Немного успокоившись, политрук расспрашивает, кто выступал по радио, что мы слышали.

- "Так же без следа поглотит она и эти орды", - первым сообщает Семен. - "Ничего, мы сдюжим..." Я поправляю Гнатенко:

- Он пропустил одну фразу. Еще было сказано: "Так было, так будет",

- Существенная поправка, - замечает Прав дин. - Интересно, кто же выступал?

- Конечно, Москва, товарищ политрук, - замечает Чупрахин. Так только она, наша столица, может сказать: "Ничего, мы сдюжим".

Али приносит флягу с водой. Семен, принимая награду, тут же передает флягу подошедшей Маше:

- Возьмите, доктор, пригодится раненым. Взрыв потрясает стены катакомб. Правдин смотрит на часы.

- Девять часов, - сообщает он Кувалдину.

- Значит, начинают, как всегда, не опаздывают, - произносит Егор.

- Ничего, сдюжим, - говорит политрук, - и этих подрывников сдюжим.

Грохот взрывов нарастает с каждой секундой. Под ногами качается земля.

- 11

Гитлеровцы производят взрывы чаще всего в первой половине дня, потом наступает затишье, немцы будто ожидают, отзовемся мы или нет. Так они ждут до следующего утра. С восходом солнца вновь сверлят землю, закладывают аммонал и рвут... Взрывы мало изменили нашу подземную жизнь. Только сократились посты, многие бойницы завалены.
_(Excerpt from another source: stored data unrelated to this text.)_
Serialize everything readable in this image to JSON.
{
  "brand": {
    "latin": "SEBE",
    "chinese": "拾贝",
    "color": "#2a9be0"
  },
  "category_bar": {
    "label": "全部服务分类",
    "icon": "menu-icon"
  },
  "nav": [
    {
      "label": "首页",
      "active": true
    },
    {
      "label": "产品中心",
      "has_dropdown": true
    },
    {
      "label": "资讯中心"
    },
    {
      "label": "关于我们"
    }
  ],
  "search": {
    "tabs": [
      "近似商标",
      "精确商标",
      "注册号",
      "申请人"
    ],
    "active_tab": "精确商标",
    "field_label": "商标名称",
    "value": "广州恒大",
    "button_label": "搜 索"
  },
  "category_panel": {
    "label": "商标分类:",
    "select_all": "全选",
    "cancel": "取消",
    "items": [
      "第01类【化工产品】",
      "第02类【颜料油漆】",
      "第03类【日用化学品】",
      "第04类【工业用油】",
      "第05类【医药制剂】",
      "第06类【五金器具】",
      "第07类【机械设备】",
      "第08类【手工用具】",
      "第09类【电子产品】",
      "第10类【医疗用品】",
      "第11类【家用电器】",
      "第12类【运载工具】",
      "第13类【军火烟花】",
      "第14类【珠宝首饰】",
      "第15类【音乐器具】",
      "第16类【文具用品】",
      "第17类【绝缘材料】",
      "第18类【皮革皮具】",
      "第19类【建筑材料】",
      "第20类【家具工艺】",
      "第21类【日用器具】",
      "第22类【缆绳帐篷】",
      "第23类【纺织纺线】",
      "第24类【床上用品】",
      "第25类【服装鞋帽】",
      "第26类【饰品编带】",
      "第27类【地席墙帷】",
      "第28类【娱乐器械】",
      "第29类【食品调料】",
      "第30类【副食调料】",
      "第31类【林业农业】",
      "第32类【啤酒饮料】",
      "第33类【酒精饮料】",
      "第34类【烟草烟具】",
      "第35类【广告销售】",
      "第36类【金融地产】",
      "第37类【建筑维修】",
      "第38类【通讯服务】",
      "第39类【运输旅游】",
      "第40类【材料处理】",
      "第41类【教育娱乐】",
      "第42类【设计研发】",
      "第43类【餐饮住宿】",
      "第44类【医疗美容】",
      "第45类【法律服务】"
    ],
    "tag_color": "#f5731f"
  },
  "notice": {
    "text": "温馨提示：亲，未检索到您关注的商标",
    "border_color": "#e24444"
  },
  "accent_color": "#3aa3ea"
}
Каждый день Кувалдин посылает разведчиков искать запасные выходы. Только что возвратились из поиска Чупрахин и Мухин. Лаз оказался завален огромным камнем. Сквозь щель ребята заметили вражеский пулемет, установленный метрах в тридцати в развалинах домика. На обратном пути случайно обнаружили в небольшом отсеке груду ящиков. Проверили. Оказалось конфеты, пряники. Теперь с питанием легче. Али подсчитал: если в день выдавать на бойца по сто граммов сладостей, их хватит на полмесяца. Можно жить! Вот только с водой трудно. Колодец рыть прекратили, но Мухтаров предлагает попытаться еще в глубине катакомбы. Однако люди истощены, ослабли, едва ли хватит сил на это дело. И все же, видимо, придется рыть.